Bisogna essere consapevoli che non esistono rimedi rapidi per affrontare i cambiamenti socio-economiche legate all’invecchiamento . Questi cambiamenti devono essere approntati da subito.
2 Indirizzi comuni sulle politiche demografiche
Occorre prepararsi ai cambiamenti a valere per tutte le generazioni viventi e in tutti i settori, dall’istruzione all’assistenza sanitaria, alla previdenza, dall’occupazione alle politiche familiari. Affinché ciò si realizzi, serve uno scambio continuo di conoscenze a livello e formazione di indirizzi comuni a livello di Unione europea.
3 il Gender gap

In una moderna pianificazione demografica occorre tener presente la questione di genere, il c.d. empowerment ( capacità per le donne di avere pieno controllo sulle proprie scelte relazionali, lavorative e familiari) elementi per le implicazioni sulla futura crescita economica della società.

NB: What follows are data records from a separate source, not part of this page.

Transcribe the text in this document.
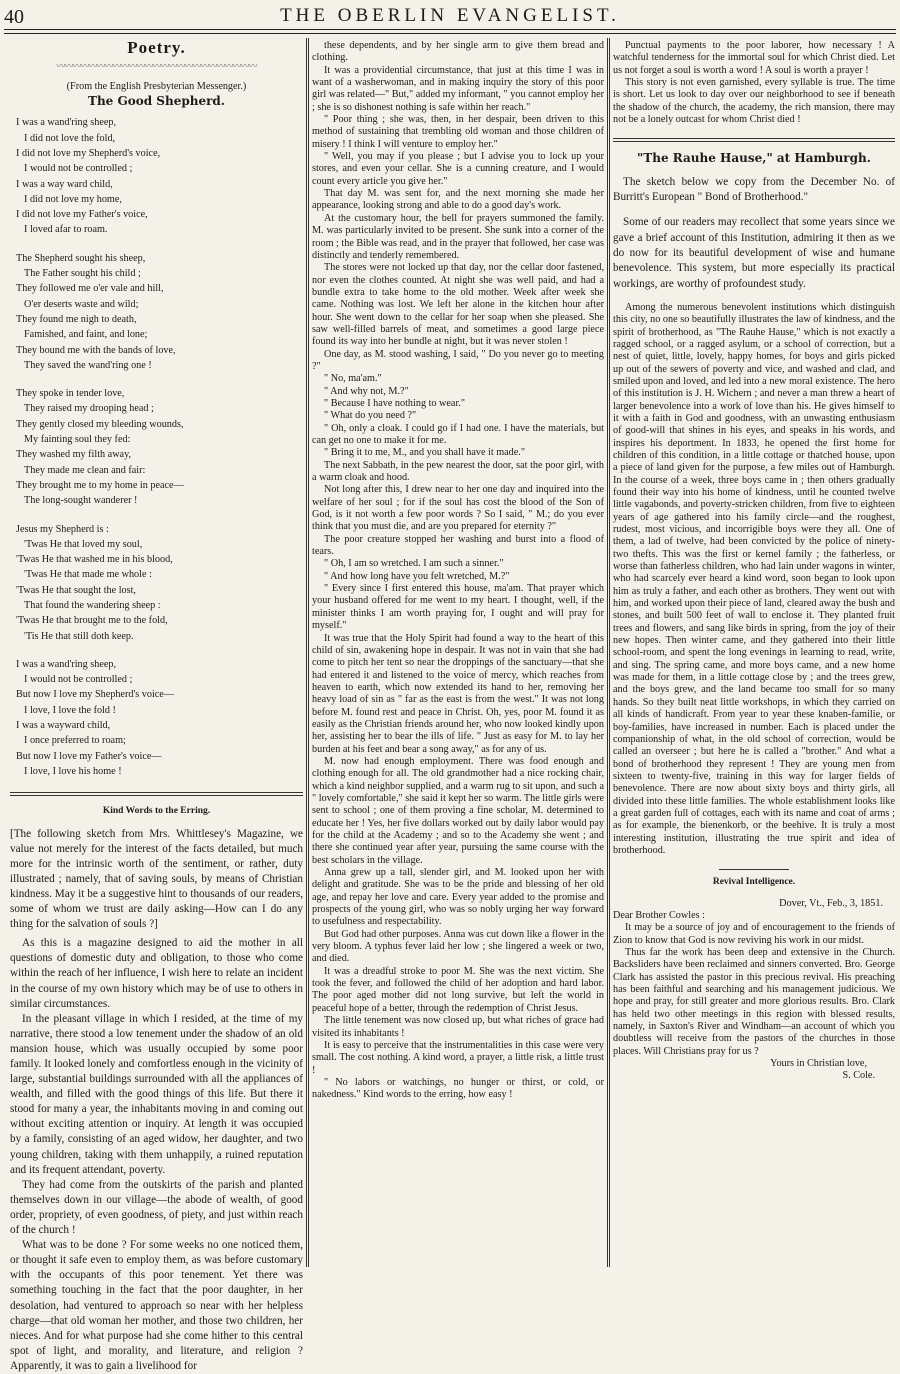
40	THE OBERLIN EVANGELIST.
Poetry.
〰〰〰〰〰〰〰〰〰〰〰〰〰〰〰〰〰〰〰〰〰〰〰〰〰
(From the English Presbyterian Messenger.)
The Good Shepherd.
I was a wand'ring sheep,
I did not love the fold,
I did not love my Shepherd's voice,
I would not be controlled ;
I was a way ward child,
I did not love my home,
I did not love my Father's voice,
I loved afar to roam.
The Shepherd sought his sheep,
The Father sought his child ;
They followed me o'er vale and hill,
O'er deserts waste and wild;
They found me nigh to death,
Famished, and faint, and lone;
They bound me with the bands of love,
They saved the wand'ring one !
They spoke in tender love,
They raised my drooping head ;
They gently closed my bleeding wounds,
My fainting soul they fed:
They washed my filth away,
They made me clean and fair:
They brought me to my home in peace—
The long-sought wanderer !
Jesus my Shepherd is :
'Twas He that loved my soul,
'Twas He that washed me in his blood,
'Twas He that made me whole :
'Twas He that sought the lost,
That found the wandering sheep :
'Twas He that brought me to the fold,
'Tis He that still doth keep.
I was a wand'ring sheep,
I would not be controlled ;
But now I love my Shepherd's voice—
I love, I love the fold !
I was a wayward child,
I once preferred to roam;
But now I love my Father's voice—
I love, I love his home !
Kind Words to the Erring.

[The following sketch from Mrs. Whittlesey's Magazine, we value not merely for the interest of the facts detailed, but much more for the intrinsic worth of the sentiment, or rather, duty illustrated ; namely, that of saving souls, by means of Christian kindness. May it be a suggestive hint to thousands of our readers, some of whom we trust are daily asking—How can I do any thing for the salvation of souls ?]

As this is a magazine designed to aid the mother in all questions of domestic duty and obligation, to those who come within the reach of her influence, I wish here to relate an incident in the course of my own history which may be of use to others in similar circumstances.

In the pleasant village in which I resided, at the time of my narrative, there stood a low tenement under the shadow of an old mansion house, which was usually occupied by some poor family. It looked lonely and comfortless enough in the vicinity of large, substantial buildings surrounded with all the appliances of wealth, and filled with the good things of this life. But there it stood for many a year, the inhabitants moving in and coming out without exciting attention or inquiry. At length it was occupied by a family, consisting of an aged widow, her daughter, and two young children, taking with them unhappily, a ruined reputation and its frequent attendant, poverty.

They had come from the outskirts of the parish and planted themselves down in our village—the abode of wealth, of good order, propriety, of even goodness, of piety, and just within reach of the church !

What was to be done ? For some weeks no one noticed them, or thought it safe even to employ them, as was before customary with the occupants of this poor tenement. Yet there was something touching in the fact that the poor daughter, in her desolation, had ventured to approach so near with her helpless charge—that old woman her mother, and those two children, her nieces. And for what purpose had she come hither to this central spot of light, and morality, and literature, and religion ? Apparently, it was to gain a livelihood for

these dependents, and by her single arm to give them bread and clothing.

It was a providential circumstance, that just at this time I was in want of a washerwoman, and in making inquiry the story of this poor girl was related—" But," added my informant, " you cannot employ her ; she is so dishonest nothing is safe within her reach."

" Poor thing ; she was, then, in her despair, been driven to this method of sustaining that trembling old woman and those children of misery ! I think I will venture to employ her."

" Well, you may if you please ; but I advise you to lock up your stores, and even your cellar. She is a cunning creature, and I would count every article you give her."

That day M. was sent for, and the next morning she made her appearance, looking strong and able to do a good day's work.

At the customary hour, the bell for prayers summoned the family. M. was particularly invited to be present. She sunk into a corner of the room ; the Bible was read, and in the prayer that followed, her case was distinctly and tenderly remembered.

The stores were not locked up that day, nor the cellar door fastened, nor even the clothes counted. At night she was well paid, and had a bundle extra to take home to the old mother. Week after week she came. Nothing was lost. We left her alone in the kitchen hour after hour. She went down to the cellar for her soap when she pleased. She saw well-filled barrels of meat, and sometimes a good large piece found its way into her bundle at night, but it was never stolen !

One day, as M. stood washing, I said, " Do you never go to meeting ?"

" No, ma'am."

" And why not, M.?"

" Because I have nothing to wear."

" What do you need ?"

" Oh, only a cloak. I could go if I had one. I have the materials, but can get no one to make it for me.

" Bring it to me, M., and you shall have it made."

The next Sabbath, in the pew nearest the door, sat the poor girl, with a warm cloak and hood.

Not long after this, I drew near to her one day and inquired into the welfare of her soul ; for if the soul has cost the blood of the Son of God, is it not worth a few poor words ? So I said, " M.; do you ever think that you must die, and are you prepared for eternity ?"

The poor creature stopped her washing and burst into a flood of tears.

" Oh, I am so wretched. I am such a sinner."

" And how long have you felt wretched, M.?"

" Every since I first entered this house, ma'am. That prayer which your husband offered for me went to my heart. I thought, well, if the minister thinks I am worth praying for, I ought and will pray for myself."

It was true that the Holy Spirit had found a way to the heart of this child of sin, awakening hope in despair. It was not in vain that she had come to pitch her tent so near the droppings of the sanctuary—that she had entered it and listened to the voice of mercy, which reaches from heaven to earth, which now extended its hand to her, removing her heavy load of sin as " far as the east is from the west." It was not long before M. found rest and peace in Christ. Oh, yes, poor M. found it as easily as the Christian friends around her, who now looked kindly upon her, assisting her to bear the ills of life. " Just as easy for M. to lay her burden at his feet and bear a song away," as for any of us.

M. now had enough employment. There was food enough and clothing enough for all. The old grandmother had a nice rocking chair, which a kind neighbor supplied, and a warm rug to sit upon, and such a " lovely comfortable," she said it kept her so warm. The little girls were sent to school ; one of them proving a fine scholar, M. determined to educate her ! Yes, her five dollars worked out by daily labor would pay for the child at the Academy ; and so to the Academy she went ; and there she continued year after year, pursuing the same course with the best scholars in the village.

Anna grew up a tall, slender girl, and M. looked upon her with delight and gratitude. She was to be the pride and blessing of her old age, and repay her love and care. Every year added to the promise and prospects of the young girl, who was so nobly urging her way forward to usefulness and respectability.

But God had other purposes. Anna was cut down like a flower in the very bloom. A typhus fever laid her low ; she lingered a week or two, and died.

It was a dreadful stroke to poor M. She was the next victim. She took the fever, and followed the child of her adoption and hard labor. The poor aged mother did not long survive, but left the world in peaceful hope of a better, through the redemption of Christ Jesus.

The little tenement was now closed up, but what riches of grace had visited its inhabitants !

It is easy to perceive that the instrumentalities in this case were very small. The cost nothing. A kind word, a prayer, a little risk, a little trust !

" No labors or watchings, no hunger or thirst, or cold, or nakedness." Kind words to the erring, how easy !

Punctual payments to the poor laborer, how necessary ! A watchful tenderness for the immortal soul for which Christ died. Let us not forget a soul is worth a word ! A soul is worth a prayer !

This story is not even garnished, every syllable is true. The time is short. Let us look to day over our neighborhood to see if beneath the shadow of the church, the academy, the rich mansion, there may not be a lonely outcast for whom Christ died !

"The Rauhe Hause," at Hamburgh.

The sketch below we copy from the December No. of Burritt's European " Bond of Brotherhood."

Some of our readers may recollect that some years since we gave a brief account of this Institution, admiring it then as we do now for its beautiful development of wise and humane benevolence. This system, but more especially its practical workings, are worthy of profoundest study.

Among the numerous benevolent institutions which distinguish this city, no one so beautifully illustrates the law of kindness, and the spirit of brotherhood, as "The Rauhe Hause," which is not exactly a ragged school, or a ragged asylum, or a school of correction, but a nest of quiet, little, lovely, happy homes, for boys and girls picked up out of the sewers of poverty and vice, and washed and clad, and smiled upon and loved, and led into a new moral existence. The hero of this institution is J. H. Wichern ; and never a man threw a heart of larger benevolence into a work of love than his. He gives himself to it with a faith in God and goodness, with an unwasting enthusiasm of good-will that shines in his eyes, and speaks in his words, and inspires his deportment. In 1833, he opened the first home for children of this condition, in a little cottage or thatched house, upon a piece of land given for the purpose, a few miles out of Hamburgh. In the course of a week, three boys came in ; then others gradually found their way into his home of kindness, until he counted twelve little vagabonds, and poverty-stricken children, from five to eighteen years of age gathered into his family circle—and the roughest, rudest, most vicious, and incorrigible boys were they all. One of them, a lad of twelve, had been convicted by the police of ninety-two thefts. This was the first or kernel family ; the fatherless, or worse than fatherless children, who had lain under wagons in winter, who had scarcely ever heard a kind word, soon began to look upon him as truly a father, and each other as brothers. They went out with him, and worked upon their piece of land, cleared away the bush and stones, and built 500 feet of wall to enclose it. They planted fruit trees and flowers, and sang like birds in spring, from the joy of their new hopes. Then winter came, and they gathered into their little school-room, and spent the long evenings in learning to read, write, and sing. The spring came, and more boys came, and a new home was made for them, in a little cottage close by ; and the trees grew, and the boys grew, and the land became too small for so many hands. So they built neat little workshops, in which they carried on all kinds of handicraft. From year to year these knaben-familie, or boy-families, have increased in number. Each is placed under the companionship of what, in the old school of correction, would be called an overseer ; but here he is called a "brother." And what a bond of brotherhood they represent ! They are young men from sixteen to twenty-five, training in this way for larger fields of benevolence. There are now about sixty boys and thirty girls, all divided into these little families. The whole establishment looks like a great garden full of cottages, each with its name and coat of arms ; as for example, the bienenkorb, or the beehive. It is truly a most interesting institution, illustrating the true spirit and idea of brotherhood.

Revival Intelligence.
Dover, Vt., Feb., 3, 1851.

Dear Brother Cowles :

It may be a source of joy and of encouragement to the friends of Zion to know that God is now reviving his work in our midst.

Thus far the work has been deep and extensive in the Church. Backsliders have been reclaimed and sinners converted. Bro. George Clark has assisted the pastor in this precious revival. His preaching has been faithful and searching and his management judicious. We hope and pray, for still greater and more glorious results. Bro. Clark has held two other meetings in this region with blessed results, namely, in Saxton's River and Windham—an account of which you doubtless will receive from the pastors of the churches in those places. Will Christians pray for us ?

Yours in Christian love,
S. Cole.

Secondo l’Atlante demografico interattivo del Knowledge Center on Migration and Demography (Kcmd) nel 2050 saremo 6 milioni e 450mila in meno, l’età media si alzerà a 48,2 anni e gli over 65 diventeranno il 29,6% della popolazione mentre gli under 25 caleranno ancora, al 23,4%. In questo trend anche l’Italia, nel 2050 avrà perso altri 2.161.497 milioni di abitanti, che avranno comunque un’età media di 51,6 anni. Gli over 65 saranno quasi il 34%, gli under 25 meno del 20%.
La cosiddetta piramide delle età della popolazione italiana relativa al 2022 mostra una forte erosione alla base tipica della maggior parte delle Nazioni sviluppate, assumendo quella che viene chiamata “ forma a trottola”. Questo fenomeno, ovvero l’invecchiamento della popolazione, è dovuto alla diminuzione del tasso di natalità e al contemporaneo aumento della capacità di sopravvivenza e quindi della speranza di vita. Le fasce di popolazione più numerose sono quelle degli italiani nati durante il boom demografico degli anni sessanta.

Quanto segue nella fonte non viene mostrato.